Expatriate Woman Pens Open Letter To Nigeria After Living In The Country For 18 Months



Clementine Wallop lived in Nigeria for 18 months, on her departure, she pens an open letter to the country.

Below is an excerpt from the letter as published on Telegraph


Dear Nigeria,

After some time as your guest in Abuja, I wanted to thank you for teaching me:

Patience. If you’d told me I’d spend a year of my life waiting for a Nigerian visa, I might have backed out of the plan altogether and never made it to Abuja. I am glad I stuck with it. Now, if anyone wants to help with my next visa …

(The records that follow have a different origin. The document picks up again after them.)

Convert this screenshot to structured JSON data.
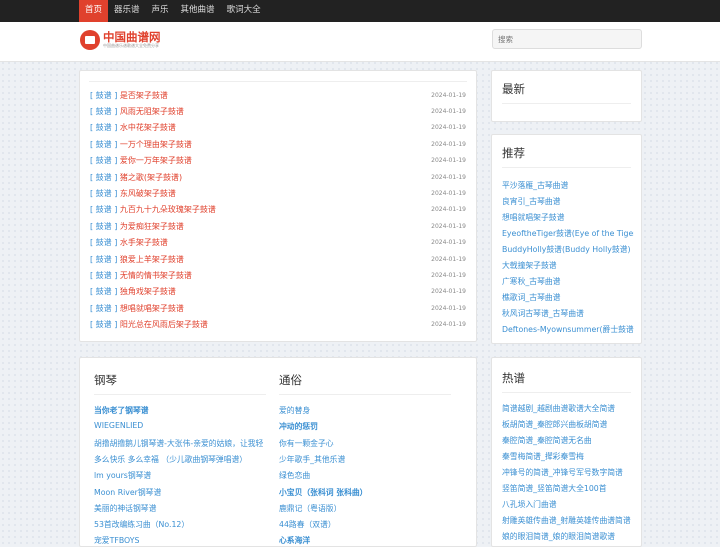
{
  "topnav": [
    "首页",
    "器乐谱",
    "声乐",
    "其他曲谱",
    "歌词大全"
  ],
  "logo": {
    "title": "中国曲谱网",
    "subtitle": "中国曲谱乐谱歌谱大全免费分享"
  },
  "search": {
    "placeholder": "搜索"
  },
  "list": [
    {
      "cat": "[ 鼓谱 ]",
      "title": "是否架子鼓谱",
      "date": "2024-01-19"
    },
    {
      "cat": "[ 鼓谱 ]",
      "title": "风雨无阻架子鼓谱",
      "date": "2024-01-19"
    },
    {
      "cat": "[ 鼓谱 ]",
      "title": "水中花架子鼓谱",
      "date": "2024-01-19"
    },
    {
      "cat": "[ 鼓谱 ]",
      "title": "一万个理由架子鼓谱",
      "date": "2024-01-19"
    },
    {
      "cat": "[ 鼓谱 ]",
      "title": "爱你一万年架子鼓谱",
      "date": "2024-01-19"
    },
    {
      "cat": "[ 鼓谱 ]",
      "title": "猪之歌(架子鼓谱)",
      "date": "2024-01-19"
    },
    {
      "cat": "[ 鼓谱 ]",
      "title": "东风破架子鼓谱",
      "date": "2024-01-19"
    },
    {
      "cat": "[ 鼓谱 ]",
      "title": "九百九十九朵玫瑰架子鼓谱",
      "date": "2024-01-19"
    },
    {
      "cat": "[ 鼓谱 ]",
      "title": "为爱痴狂架子鼓谱",
      "date": "2024-01-19"
    },
    {
      "cat": "[ 鼓谱 ]",
      "title": "水手架子鼓谱",
      "date": "2024-01-19"
    },
    {
      "cat": "[ 鼓谱 ]",
      "title": "狼爱上羊架子鼓谱",
      "date": "2024-01-19"
    },
    {
      "cat": "[ 鼓谱 ]",
      "title": "无情的情书架子鼓谱",
      "date": "2024-01-19"
    },
    {
      "cat": "[ 鼓谱 ]",
      "title": "独角戏架子鼓谱",
      "date": "2024-01-19"
    },
    {
      "cat": "[ 鼓谱 ]",
      "title": "想唱就唱架子鼓谱",
      "date": "2024-01-19"
    },
    {
      "cat": "[ 鼓谱 ]",
      "title": "阳光总在风雨后架子鼓谱",
      "date": "2024-01-19"
    }
  ],
  "piano": {
    "title": "钢琴",
    "items": [
      {
        "text": "当你老了钢琴谱",
        "bold": true
      },
      {
        "text": "WIEGENLIED",
        "bold": false
      },
      {
        "text": "胡撸胡撸鹅儿钢琴谱-大张伟-亲爱的姑娘，让我轻",
        "bold": false
      },
      {
        "text": "多么快乐 多么幸福 （少儿歌曲钢琴弹唱谱）",
        "bold": false
      },
      {
        "text": "lm yours钢琴谱",
        "bold": false
      },
      {
        "text": "Moon River钢琴谱",
        "bold": false
      },
      {
        "text": "美丽的神话钢琴谱",
        "bold": false
      },
      {
        "text": "53首改编练习曲（No.12）",
        "bold": false
      },
      {
        "text": "宠爱TFBOYS",
        "bold": false
      }
    ]
  },
  "popular": {
    "title": "通俗",
    "items": [
      {
        "text": "爱的替身",
        "bold": false
      },
      {
        "text": "冲动的惩罚",
        "bold": true
      },
      {
        "text": "你有一颗金子心",
        "bold": false
      },
      {
        "text": "少年歌手_其他乐谱",
        "bold": false
      },
      {
        "text": "绿色恋曲",
        "bold": false
      },
      {
        "text": "小宝贝（张科词 张科曲）",
        "bold": true
      },
      {
        "text": "鹿鼎记（粤语版）",
        "bold": false
      },
      {
        "text": "44路春（双谱）",
        "bold": false
      },
      {
        "text": "心系海洋",
        "bold": true
      }
    ]
  },
  "latest": {
    "title": "最新"
  },
  "recommend": {
    "title": "推荐",
    "items": [
      "平沙落雁_古琴曲谱",
      "良宵引_古琴曲谱",
      "想唱就唱架子鼓谱",
      "EyeoftheTiger鼓谱(Eye of the Tiger",
      "BuddyHolly鼓谱(Buddy Holly鼓谱)",
      "大戟撞架子鼓谱",
      "广寒秋_古琴曲谱",
      "樵歌词_古琴曲谱",
      "秋风词古琴谱_古琴曲谱",
      "Deftones-Myownsummer(爵士鼓谱)"
    ]
  },
  "hot": {
    "title": "热谱",
    "items": [
      "简谱越剧_越剧曲谱歌谱大全简谱",
      "板胡简谱_秦腔郎兴曲板胡简谱",
      "秦腔简谱_秦腔简谱无名曲",
      "秦雪梅简谱_撵彩秦雪梅",
      "冲锋号的简谱_冲锋号军号数字简谱",
      "竖笛简谱_竖笛简谱大全100首",
      "八孔埙入门曲谱",
      "射雕英雄传曲谱_射雕英雄传曲谱简谱",
      "娘的眼泪简谱_娘的眼泪简谱歌谱"
    ]
  },
  "colors": {
    "accent": "#e0412d",
    "link": "#3a8fd2",
    "topbar": "#222222"
  }
}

To thank God. Whether you have faith or not, this is a philosophy worth taking with you through life: be grateful for what you have. One night when I had no power, no water, no phone, no candles and my air con unit caught fire, a friend told me I should thank God my house didn’t burn down and that I had somewhere to sleep. She was right.

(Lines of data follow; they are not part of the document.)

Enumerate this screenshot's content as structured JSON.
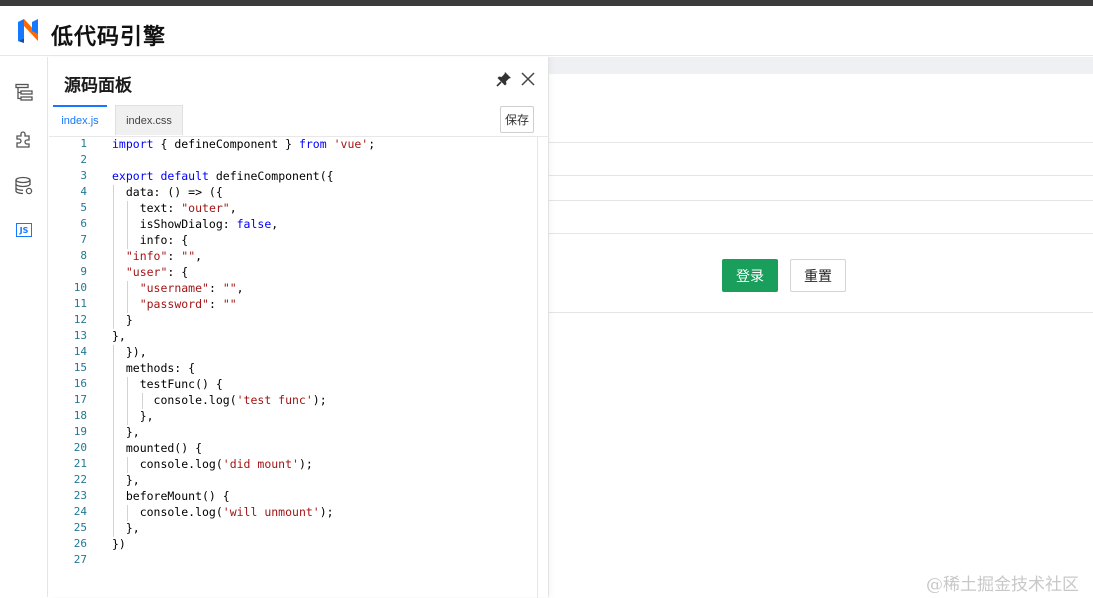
{
  "header": {
    "brand": "低代码引擎",
    "logo_icon": "lowcode-engine-logo"
  },
  "leftbar": {
    "items": [
      {
        "name": "outline",
        "icon": "outline-tree-icon"
      },
      {
        "name": "components",
        "icon": "puzzle-icon"
      },
      {
        "name": "datasource",
        "icon": "database-icon"
      },
      {
        "name": "source-code",
        "icon": "js-icon",
        "label": "JS",
        "active": true
      }
    ]
  },
  "panel": {
    "title": "源码面板",
    "tabs": [
      {
        "label": "index.js",
        "active": true
      },
      {
        "label": "index.css",
        "active": false
      }
    ],
    "save_label": "保存",
    "code_lines": [
      {
        "n": "1",
        "tokens": [
          [
            "kw",
            "import"
          ],
          [
            "t",
            " { defineComponent } "
          ],
          [
            "kw",
            "from"
          ],
          [
            "t",
            " "
          ],
          [
            "str",
            "'vue'"
          ],
          [
            "t",
            ";"
          ]
        ]
      },
      {
        "n": "2",
        "tokens": []
      },
      {
        "n": "3",
        "tokens": [
          [
            "kw",
            "export"
          ],
          [
            "t",
            " "
          ],
          [
            "kw",
            "default"
          ],
          [
            "t",
            " defineComponent({"
          ]
        ]
      },
      {
        "n": "4",
        "tokens": [
          [
            "t",
            "  data: () => ({"
          ]
        ]
      },
      {
        "n": "5",
        "tokens": [
          [
            "t",
            "    text: "
          ],
          [
            "str",
            "\"outer\""
          ],
          [
            "t",
            ","
          ]
        ]
      },
      {
        "n": "6",
        "tokens": [
          [
            "t",
            "    isShowDialog: "
          ],
          [
            "kw",
            "false"
          ],
          [
            "t",
            ","
          ]
        ]
      },
      {
        "n": "7",
        "tokens": [
          [
            "t",
            "    info: {"
          ]
        ]
      },
      {
        "n": "8",
        "tokens": [
          [
            "t",
            "  "
          ],
          [
            "str",
            "\"info\""
          ],
          [
            "t",
            ": "
          ],
          [
            "str",
            "\"\""
          ],
          [
            "t",
            ","
          ]
        ]
      },
      {
        "n": "9",
        "tokens": [
          [
            "t",
            "  "
          ],
          [
            "str",
            "\"user\""
          ],
          [
            "t",
            ": {"
          ]
        ]
      },
      {
        "n": "10",
        "tokens": [
          [
            "t",
            "    "
          ],
          [
            "str",
            "\"username\""
          ],
          [
            "t",
            ": "
          ],
          [
            "str",
            "\"\""
          ],
          [
            "t",
            ","
          ]
        ]
      },
      {
        "n": "11",
        "tokens": [
          [
            "t",
            "    "
          ],
          [
            "str",
            "\"password\""
          ],
          [
            "t",
            ": "
          ],
          [
            "str",
            "\"\""
          ]
        ]
      },
      {
        "n": "12",
        "tokens": [
          [
            "t",
            "  }"
          ]
        ]
      },
      {
        "n": "13",
        "tokens": [
          [
            "t",
            "},"
          ]
        ]
      },
      {
        "n": "14",
        "tokens": [
          [
            "t",
            "  }),"
          ]
        ]
      },
      {
        "n": "15",
        "tokens": [
          [
            "t",
            "  methods: {"
          ]
        ]
      },
      {
        "n": "16",
        "tokens": [
          [
            "t",
            "    testFunc() {"
          ]
        ]
      },
      {
        "n": "17",
        "tokens": [
          [
            "t",
            "      console.log("
          ],
          [
            "str",
            "'test func'"
          ],
          [
            "t",
            ");"
          ]
        ]
      },
      {
        "n": "18",
        "tokens": [
          [
            "t",
            "    },"
          ]
        ]
      },
      {
        "n": "19",
        "tokens": [
          [
            "t",
            "  },"
          ]
        ]
      },
      {
        "n": "20",
        "tokens": [
          [
            "t",
            "  mounted() {"
          ]
        ]
      },
      {
        "n": "21",
        "tokens": [
          [
            "t",
            "    console.log("
          ],
          [
            "str",
            "'did mount'"
          ],
          [
            "t",
            ");"
          ]
        ]
      },
      {
        "n": "22",
        "tokens": [
          [
            "t",
            "  },"
          ]
        ]
      },
      {
        "n": "23",
        "tokens": [
          [
            "t",
            "  beforeMount() {"
          ]
        ]
      },
      {
        "n": "24",
        "tokens": [
          [
            "t",
            "    console.log("
          ],
          [
            "str",
            "'will unmount'"
          ],
          [
            "t",
            ");"
          ]
        ]
      },
      {
        "n": "25",
        "tokens": [
          [
            "t",
            "  },"
          ]
        ]
      },
      {
        "n": "26",
        "tokens": [
          [
            "t",
            "})"
          ]
        ]
      },
      {
        "n": "27",
        "tokens": []
      }
    ]
  },
  "canvas": {
    "login_label": "登录",
    "reset_label": "重置"
  },
  "watermark": "@稀土掘金技术社区",
  "colors": {
    "accent": "#1677ff",
    "login_button": "#1a9e5c",
    "keyword": "#0000ff",
    "string": "#a31515",
    "line_number": "#237893"
  }
}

That a day can only be improved with a proper greeting. Say it with me: “How is your day?” “How was your night?”

The kindness of strangers. It made such a difference to hear people shout “I hope you’re enjoying Nigeria” at me in the street.

That the British Airways luggage allowance is a target every time you fly. However hard you try, there’ll always be someone with more than you (it might even be me).

That if someone passes you a baby on a plane, not to worry, just to give it a cuddle and wait for someone to take it off you again.

Your names — Christmas, Paradise, Endurance, Peculiar, Loveth — are the most beautiful around.

Always to light a candle when showering in a windowless bathroom. The day you forget is the day your power cuts when you have shampoo in your eyes.

Not to ask, but instead to admire, how a car got to Lagos from California still sporting US plates and bumper stickers. My favourite ever was the car claiming on its bumper to be driven by a Texan policeman, though what he was doing moonlighting as a Lagos cabbie is anyone’s guess.

Exactly where my limits are with pepper. The answer is somewhere after suya and before goat’s head soup. Don’t push it any further.

That akara (fried bean cakes) are God’s own breakfast. That eating three akara is fine, four is filling, five is piggy and six is unacceptable.

How to dress properly. I will never again think holes, frays or missing buttons are OK when out in public.

Overdressing is not a thing. Too many sparkles are not enough, pink is always better than black.

Politics is in everything. When your rubbish bin disappears under election posters, when every taxi driver knows which ministry the former governor of Rivers State should take on, then you know you’re in a place for political animals.

That no avocado tastes better than the one from your garden tree and no orange is better than a green orange from Benue State.

That a road trip is never complete without a tyre change.

That anything can be bought and sold. There’s a margin for everything so long as you’re skilled enough to find it.

To express gratitude, not annoyance, when someone says “Clementine, you have added – you look so fat.”

How to kill a cockroach in seconds.

That, unless you want to do the above, to check behind the shower curtain before you get in.

The true meaning of the word traffic.

That it’s OK to dance badly so long as you dance a bit, and that it’s OK to have people tell you while you’re dancing that you’re a terrible dancer because everyone knows oyinbo cannot dance.

The romance of Nigerian English. Never again will someone clear glasses from a table with the words “let me decongest this” or park the car saying “let me find some road that’s unencumbered”.

There is no journey a Toyota Camry cannot take on.

That if you need to feel relaxed, there’s Calabar. If you need to go wild, there’s Lagos. That if you want to see history, there’s Kano. That if you want natural splendour, there’s Plateau State or the confluence of the Niger and Benue at Lokoja. There are many Nigerias in Nigeria.

It doesn’t matter what it says your occupation is on paper because it’s all hustle. In my time here I have been a writer, a business advisor and a playschool teacher. I do not yet have a catfish farm but it must be a matter of time.

That what’s in the news should not cancel out the million things that make this country great. You are extraordinary.